Once my gynecologist entered, we chatted briefly.  Then, she reviewed my check marks, confirming the severity of each chosen item, skipping around as one health concern led to another, including family history of diabetes, cancer, and the like.  Mentally, I was ticking off the points I wanted to remember, interjecting questions that I had as a layman in this medical office atmosphere.

Before long, her eyes back down on the list, she looked up and asked, “How many firearms do you have in your house?”

Thankfully, I was not struck dumb.  Rather, the adrenaline began to flow at top speed. Looking straight into her eyes, I asked, “What the hell does that possibly have to do with any of this conversation?  My husband doesn’t own any firearms.  What’s your point?”

“Have you always been sort of a Type A personality?” she broached…

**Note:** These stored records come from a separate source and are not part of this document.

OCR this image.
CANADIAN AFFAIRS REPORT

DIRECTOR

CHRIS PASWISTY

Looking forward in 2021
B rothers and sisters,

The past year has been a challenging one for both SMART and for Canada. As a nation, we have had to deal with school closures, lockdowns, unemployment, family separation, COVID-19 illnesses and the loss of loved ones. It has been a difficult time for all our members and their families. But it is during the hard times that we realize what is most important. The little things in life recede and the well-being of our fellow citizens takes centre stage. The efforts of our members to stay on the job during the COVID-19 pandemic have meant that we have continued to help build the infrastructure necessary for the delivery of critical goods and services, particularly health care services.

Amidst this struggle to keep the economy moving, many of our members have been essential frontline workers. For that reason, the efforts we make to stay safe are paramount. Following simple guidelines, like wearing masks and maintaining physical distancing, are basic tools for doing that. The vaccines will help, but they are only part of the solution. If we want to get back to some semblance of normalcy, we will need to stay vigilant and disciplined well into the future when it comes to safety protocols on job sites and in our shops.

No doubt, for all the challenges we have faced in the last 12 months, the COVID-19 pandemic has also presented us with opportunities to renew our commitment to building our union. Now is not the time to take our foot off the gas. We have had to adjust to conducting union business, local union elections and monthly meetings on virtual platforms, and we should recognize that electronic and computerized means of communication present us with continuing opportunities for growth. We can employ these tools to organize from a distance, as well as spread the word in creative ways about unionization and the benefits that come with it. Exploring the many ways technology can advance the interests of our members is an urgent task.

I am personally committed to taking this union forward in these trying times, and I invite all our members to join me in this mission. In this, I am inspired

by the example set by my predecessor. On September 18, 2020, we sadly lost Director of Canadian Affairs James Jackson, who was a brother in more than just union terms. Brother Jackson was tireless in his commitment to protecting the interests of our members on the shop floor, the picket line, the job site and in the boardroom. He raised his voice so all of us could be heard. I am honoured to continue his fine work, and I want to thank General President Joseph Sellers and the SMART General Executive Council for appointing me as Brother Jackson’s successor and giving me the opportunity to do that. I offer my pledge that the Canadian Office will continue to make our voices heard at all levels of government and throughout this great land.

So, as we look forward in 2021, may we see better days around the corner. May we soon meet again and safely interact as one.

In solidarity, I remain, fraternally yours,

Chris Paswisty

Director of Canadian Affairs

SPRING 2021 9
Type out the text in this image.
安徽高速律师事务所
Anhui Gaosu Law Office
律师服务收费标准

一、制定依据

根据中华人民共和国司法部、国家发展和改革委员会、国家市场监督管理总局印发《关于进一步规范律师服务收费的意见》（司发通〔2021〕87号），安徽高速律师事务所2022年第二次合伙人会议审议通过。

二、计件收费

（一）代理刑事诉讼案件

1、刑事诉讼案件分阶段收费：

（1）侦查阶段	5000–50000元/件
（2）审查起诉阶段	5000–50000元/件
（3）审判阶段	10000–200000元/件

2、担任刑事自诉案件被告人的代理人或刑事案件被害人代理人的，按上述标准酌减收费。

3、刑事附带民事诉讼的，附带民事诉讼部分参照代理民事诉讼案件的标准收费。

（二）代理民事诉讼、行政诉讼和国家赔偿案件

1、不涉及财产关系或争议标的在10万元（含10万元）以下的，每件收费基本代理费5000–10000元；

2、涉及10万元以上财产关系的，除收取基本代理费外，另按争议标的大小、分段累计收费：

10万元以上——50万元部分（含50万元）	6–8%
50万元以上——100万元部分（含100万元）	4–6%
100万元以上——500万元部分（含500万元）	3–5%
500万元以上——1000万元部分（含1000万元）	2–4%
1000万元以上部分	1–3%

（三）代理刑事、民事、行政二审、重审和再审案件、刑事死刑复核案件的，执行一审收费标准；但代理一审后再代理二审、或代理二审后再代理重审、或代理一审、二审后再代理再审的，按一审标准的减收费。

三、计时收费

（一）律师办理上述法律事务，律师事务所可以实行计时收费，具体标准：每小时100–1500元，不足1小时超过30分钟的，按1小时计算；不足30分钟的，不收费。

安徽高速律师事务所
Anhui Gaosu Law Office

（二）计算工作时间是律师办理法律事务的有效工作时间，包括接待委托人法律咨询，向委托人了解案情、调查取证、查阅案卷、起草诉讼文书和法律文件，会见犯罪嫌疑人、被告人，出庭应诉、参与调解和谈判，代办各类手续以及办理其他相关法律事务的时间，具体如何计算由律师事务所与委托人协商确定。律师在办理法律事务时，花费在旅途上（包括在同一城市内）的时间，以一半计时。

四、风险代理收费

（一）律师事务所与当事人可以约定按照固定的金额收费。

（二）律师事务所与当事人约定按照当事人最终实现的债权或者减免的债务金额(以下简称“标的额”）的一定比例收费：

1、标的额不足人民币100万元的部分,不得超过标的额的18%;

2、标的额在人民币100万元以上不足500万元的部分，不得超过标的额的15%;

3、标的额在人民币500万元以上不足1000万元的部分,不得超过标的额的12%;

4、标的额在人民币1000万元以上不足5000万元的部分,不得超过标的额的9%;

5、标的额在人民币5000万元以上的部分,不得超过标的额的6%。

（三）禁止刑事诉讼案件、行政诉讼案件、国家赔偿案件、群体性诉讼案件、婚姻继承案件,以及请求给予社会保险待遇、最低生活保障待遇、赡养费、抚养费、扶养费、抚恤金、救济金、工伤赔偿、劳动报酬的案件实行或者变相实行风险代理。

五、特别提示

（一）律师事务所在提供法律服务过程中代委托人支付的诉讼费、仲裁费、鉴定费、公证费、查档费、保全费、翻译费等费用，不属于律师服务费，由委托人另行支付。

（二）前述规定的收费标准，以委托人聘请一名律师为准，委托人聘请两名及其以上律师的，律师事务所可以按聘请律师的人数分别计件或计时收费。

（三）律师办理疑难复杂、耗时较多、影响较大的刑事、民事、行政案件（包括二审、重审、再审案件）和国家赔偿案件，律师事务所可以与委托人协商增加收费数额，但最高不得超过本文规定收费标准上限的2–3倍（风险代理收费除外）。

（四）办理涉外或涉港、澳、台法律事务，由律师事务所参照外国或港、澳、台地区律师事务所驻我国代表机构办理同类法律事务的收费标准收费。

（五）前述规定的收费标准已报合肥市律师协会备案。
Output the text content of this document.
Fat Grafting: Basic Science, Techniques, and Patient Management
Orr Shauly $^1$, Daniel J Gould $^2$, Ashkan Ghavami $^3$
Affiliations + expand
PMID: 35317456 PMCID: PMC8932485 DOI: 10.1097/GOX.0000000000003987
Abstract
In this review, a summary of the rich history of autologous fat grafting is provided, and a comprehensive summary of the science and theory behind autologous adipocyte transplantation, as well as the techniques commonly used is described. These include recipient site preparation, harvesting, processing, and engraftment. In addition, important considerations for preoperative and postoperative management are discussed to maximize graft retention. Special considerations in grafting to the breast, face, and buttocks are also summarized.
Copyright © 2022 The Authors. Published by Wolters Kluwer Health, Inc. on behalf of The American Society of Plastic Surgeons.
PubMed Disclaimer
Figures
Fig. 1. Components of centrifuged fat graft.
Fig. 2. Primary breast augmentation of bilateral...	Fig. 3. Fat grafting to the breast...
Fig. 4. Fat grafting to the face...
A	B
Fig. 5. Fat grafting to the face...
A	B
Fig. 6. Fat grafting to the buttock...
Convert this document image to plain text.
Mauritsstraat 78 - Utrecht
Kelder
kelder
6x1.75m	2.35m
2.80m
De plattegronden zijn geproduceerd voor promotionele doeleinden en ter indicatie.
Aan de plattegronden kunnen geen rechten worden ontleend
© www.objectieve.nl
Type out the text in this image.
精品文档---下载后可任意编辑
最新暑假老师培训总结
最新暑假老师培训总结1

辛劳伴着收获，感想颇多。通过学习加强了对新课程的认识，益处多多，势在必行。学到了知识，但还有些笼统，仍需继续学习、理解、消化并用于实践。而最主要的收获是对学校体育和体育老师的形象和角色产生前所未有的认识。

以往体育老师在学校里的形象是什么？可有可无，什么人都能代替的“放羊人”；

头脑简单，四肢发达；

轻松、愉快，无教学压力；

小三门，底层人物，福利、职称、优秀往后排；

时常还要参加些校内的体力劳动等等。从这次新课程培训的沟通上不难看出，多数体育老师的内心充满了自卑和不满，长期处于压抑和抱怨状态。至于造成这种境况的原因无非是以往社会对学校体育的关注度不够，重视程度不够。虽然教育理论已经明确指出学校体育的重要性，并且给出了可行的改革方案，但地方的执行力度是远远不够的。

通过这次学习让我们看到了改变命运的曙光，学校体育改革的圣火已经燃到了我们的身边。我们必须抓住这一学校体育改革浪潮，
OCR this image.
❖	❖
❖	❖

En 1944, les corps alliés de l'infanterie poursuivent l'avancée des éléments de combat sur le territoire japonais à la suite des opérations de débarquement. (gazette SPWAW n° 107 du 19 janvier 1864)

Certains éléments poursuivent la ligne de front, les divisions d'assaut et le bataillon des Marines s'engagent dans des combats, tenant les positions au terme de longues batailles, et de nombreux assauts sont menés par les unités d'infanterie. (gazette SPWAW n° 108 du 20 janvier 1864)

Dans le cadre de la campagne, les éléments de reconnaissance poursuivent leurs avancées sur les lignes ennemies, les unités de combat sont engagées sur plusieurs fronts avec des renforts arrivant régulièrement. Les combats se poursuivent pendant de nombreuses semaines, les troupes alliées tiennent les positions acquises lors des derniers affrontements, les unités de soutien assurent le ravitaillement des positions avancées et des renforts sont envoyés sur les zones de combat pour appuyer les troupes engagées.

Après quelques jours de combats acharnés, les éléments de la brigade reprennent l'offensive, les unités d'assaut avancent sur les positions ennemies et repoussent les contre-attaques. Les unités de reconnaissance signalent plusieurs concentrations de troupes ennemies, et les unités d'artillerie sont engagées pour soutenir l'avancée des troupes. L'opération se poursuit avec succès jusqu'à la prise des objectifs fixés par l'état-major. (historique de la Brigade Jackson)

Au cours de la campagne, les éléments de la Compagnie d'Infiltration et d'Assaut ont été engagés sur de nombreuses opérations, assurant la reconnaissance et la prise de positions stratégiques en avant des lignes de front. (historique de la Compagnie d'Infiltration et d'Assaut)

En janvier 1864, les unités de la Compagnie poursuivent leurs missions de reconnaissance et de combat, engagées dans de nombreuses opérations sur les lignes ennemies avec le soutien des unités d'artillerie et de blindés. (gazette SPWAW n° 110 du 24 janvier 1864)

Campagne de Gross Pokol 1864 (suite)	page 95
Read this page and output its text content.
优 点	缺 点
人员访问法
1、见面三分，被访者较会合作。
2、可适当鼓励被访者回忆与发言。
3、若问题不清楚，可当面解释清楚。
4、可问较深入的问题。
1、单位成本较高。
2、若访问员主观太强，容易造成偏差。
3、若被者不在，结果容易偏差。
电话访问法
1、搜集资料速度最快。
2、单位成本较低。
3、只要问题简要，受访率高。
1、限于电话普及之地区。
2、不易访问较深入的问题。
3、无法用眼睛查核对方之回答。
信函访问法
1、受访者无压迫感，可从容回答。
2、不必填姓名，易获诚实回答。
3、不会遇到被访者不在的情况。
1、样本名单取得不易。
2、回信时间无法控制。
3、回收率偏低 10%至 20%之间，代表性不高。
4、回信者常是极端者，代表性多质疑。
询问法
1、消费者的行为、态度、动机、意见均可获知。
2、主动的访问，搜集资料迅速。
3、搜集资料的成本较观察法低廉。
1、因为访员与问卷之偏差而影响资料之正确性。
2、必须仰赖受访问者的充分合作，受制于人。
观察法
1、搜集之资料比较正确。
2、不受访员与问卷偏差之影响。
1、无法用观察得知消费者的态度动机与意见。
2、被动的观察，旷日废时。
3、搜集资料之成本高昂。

“My baby book states that I walked on my own at nine months.  What does THAT tell you?”

She quickly changed the subject, but not before I continued saying my peace (or piece, pun intended, because I let go with both barrels!!)

“Doctor, this is not the country I grew up in.  I know where that line of inquiry is coming from; I am aware of the so-called, protective, nanny-state ordinance that recently passed on behalf of protecting our children and grandchildren.  I have no grandchildren as yet, but I absolutely refuse to acquiesce to such scrutiny now or in the future.  Furthermore, my husband lost everything years ago, his guns included.  If I were able, I would replace each and every one he used to own. “

Not that she had much choice after that soapbox rant, but apparently, this naturalized physician with the lovely Australian accent heard me!  She never handed me another form or brought up the subject ever again.

I was definitely my father’s daughter – Type A and however many red-white-and-blue political genes we shared.